Question

I need someone to double check this for me if it's not too much trouble:

I have to make an airbag for my chem lab.
I'll be reacting HCl with sodium bicarbonate.
All stoichiometric ratios are 1:1 so I'll spare you the equation.

I have all other variables, I'll be solving for number of moles with the ideal gas law equation to find out how much reactant I need. to produce the gas I want.

Here's the math:
PV=nRT
n=PV/RT
n=(1atm)x(0.12L)/(0.0821 L x atm/mol x K) x (298.15K)
n= 4.9x10E-3

So that's the amount of moles of CO2 I need to fill the bag up entirely.

Answer 1

I'll post the rest shortly, but is this right so far?

Answer 2

In the following procedure it will be described how to make a small scale functioning air bag by reacting hydrochloric acid (HCl) with sodium bicarbonate (NaHCO3) to form carbon dioxide gas (CO2).

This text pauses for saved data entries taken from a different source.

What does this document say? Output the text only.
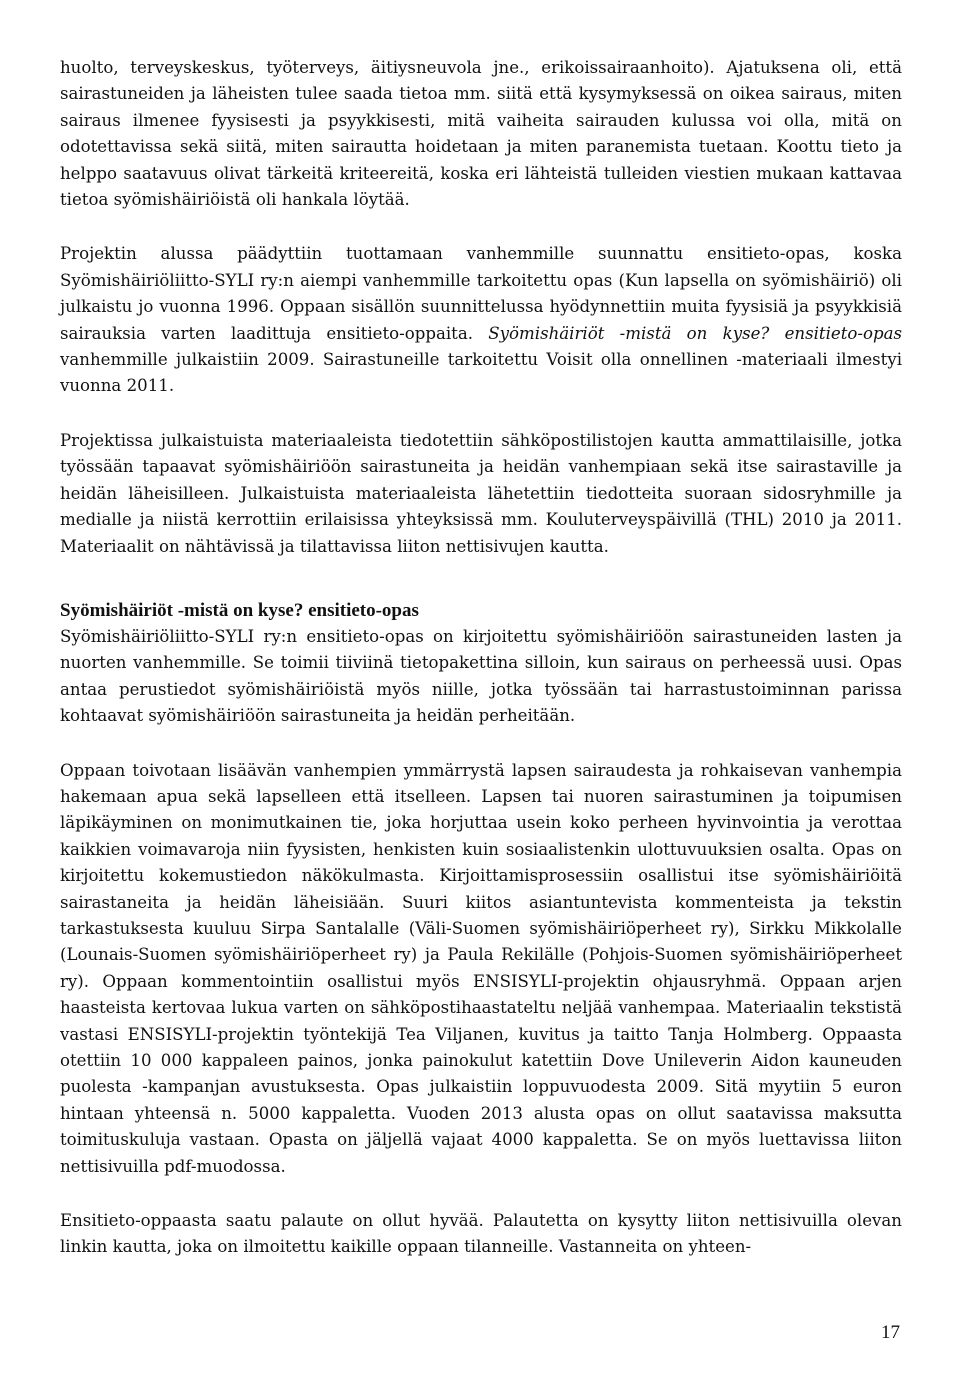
huolto, terveyskeskus, työterveys, äitiysneuvola jne., erikoissairaanhoito). Ajatuksena oli, että sairastuneiden ja läheisten tulee saada tietoa mm. siitä että kysymyksessä on oikea sairaus, miten sairaus ilmenee fyysisesti ja psyykkisesti, mitä vaiheita sairauden kulussa voi olla, mitä on odotettavissa sekä siitä, miten sairautta hoidetaan ja miten paranemista tuetaan. Koottu tieto ja helppo saatavuus olivat tärkeitä kriteereitä, koska eri lähteistä tulleiden viestien mukaan kattavaa tietoa syömishäiriöistä oli hankala löytää.

Projektin alussa päädyttiin tuottamaan vanhemmille suunnattu ensitieto-opas, koska Syömishäiriöliitto-SYLI ry:n aiempi vanhemmille tarkoitettu opas (Kun lapsella on syömishäiriö) oli julkaistu jo vuonna 1996. Oppaan sisällön suunnittelussa hyödynnettiin muita fyysisiä ja psyykkisiä sairauksia varten laadittuja ensitieto-oppaita. Syömishäiriöt -mistä on kyse? ensitieto-opas vanhemmille julkaistiin 2009. Sairastuneille tarkoitettu Voisit olla onnellinen -materiaali ilmestyi vuonna 2011.

Projektissa julkaistuista materiaaleista tiedotettiin sähköpostilistojen kautta ammattilaisille, jotka työssään tapaavat syömishäiriöön sairastuneita ja heidän vanhempiaan sekä itse sairastaville ja heidän läheisilleen. Julkaistuista materiaaleista lähetettiin tiedotteita suoraan sidosryhmille ja medialle ja niistä kerrottiin erilaisissa yhteyksissä mm. Kouluterveyspäivillä (THL) 2010 ja 2011. Materiaalit on nähtävissä ja tilattavissa liiton nettisivujen kautta.

Syömishäiriöt -mistä on kyse? ensitieto-opas

Syömishäiriöliitto-SYLI ry:n ensitieto-opas on kirjoitettu syömishäiriöön sairastuneiden lasten ja nuorten vanhemmille. Se toimii tiiviinä tietopakettina silloin, kun sairaus on perheessä uusi. Opas antaa perustiedot syömishäiriöistä myös niille, jotka työssään tai harrastustoiminnan parissa kohtaavat syömishäiriöön sairastuneita ja heidän perheitään.

Oppaan toivotaan lisäävän vanhempien ymmärrystä lapsen sairaudesta ja rohkaisevan vanhempia hakemaan apua sekä lapselleen että itselleen. Lapsen tai nuoren sairastuminen ja toipumisen läpikäyminen on monimutkainen tie, joka horjuttaa usein koko perheen hyvinvointia ja verottaa kaikkien voimavaroja niin fyysisten, henkisten kuin sosiaalistenkin ulottuvuuksien osalta. Opas on kirjoitettu kokemustiedon näkökulmasta. Kirjoittamisprosessiin osallistui itse syömishäiriöitä sairastaneita ja heidän läheisiään. Suuri kiitos asiantuntevista kommenteista ja tekstin tarkastuksesta kuuluu Sirpa Santalalle (Väli-Suomen syömishäiriöperheet ry), Sirkku Mikkolalle (Lounais-Suomen syömishäiriöperheet ry) ja Paula Rekilälle (Pohjois-Suomen syömishäiriöperheet ry). Oppaan kommentointiin osallistui myös ENSISYLI-projektin ohjausryhmä. Oppaan arjen haasteista kertovaa lukua varten on sähköpostihaastateltu neljää vanhempaa. Materiaalin tekstistä vastasi ENSISYLI-projektin työntekijä Tea Viljanen, kuvitus ja taitto Tanja Holmberg. Oppaasta otettiin 10 000 kappaleen painos, jonka painokulut katettiin Dove Unileverin Aidon kauneuden puolesta -kampanjan avustuksesta. Opas julkaistiin loppuvuodesta 2009. Sitä myytiin 5 euron hintaan yhteensä n. 5000 kappaletta. Vuoden 2013 alusta opas on ollut saatavissa maksutta toimituskuluja vastaan. Opasta on jäljellä vajaat 4000 kappaletta. Se on myös luettavissa liiton nettisivuilla pdf-muodossa.

Ensitieto-oppaasta saatu palaute on ollut hyvää. Palautetta on kysytty liiton nettisivuilla olevan linkin kautta, joka on ilmoitettu kaikille oppaan tilanneille. Vastanneita on yhteen-

17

The following variables have been determined:
Pressure = 1 atm
Volume* = 120 mL = 0.12L
Gas constant (R): 0.0821 L·atm/mol·K
Temperature = 298.15K = 25.0C

*For the purposes of this procedural outline a Ziploc sandwich bag with a volume of 120mL has been selected.

Chemical/balanced equation:

HCl(aq) + NaHCO3(s) → NaCl(aq) + H2O(l) + CO2(g)

In order to determine the amount of reactants needed to fill the bag to its exact maximum capacity we must work backwards, utilizing what we know to determine what we do not.

Firstly, we utilize the ideal gas law equation PV=nRT, where n = number of moles. We will solve for n, and that will identify the number of moles needed to fill the volume of the bag:

PV=nRT
n=PV/RT
n=(1atm)·(0.12L)/(0.0821 L·atm/mol·K)·(298.15K)
n= 4.9x10E-3 moles of CO2

Answer 3

Using this information we can translate the moles of CO2 into the mass of each reactant needed via molar mass and stoichiometric ratio:

4.9x10E-3 molCO2 · 1mol HCl/1mol CO2 · 36.46g HCl/1mol HCl = 0.18g HCl*

4.9x10E-3 molCO2 · 1mol NaHCO3/1mol CO2 · 36.46g NaHCO3/1mol NaHCO3 = 0.41g NaOH3

*1mL ≈ 1g ∴ 0.18mL HCl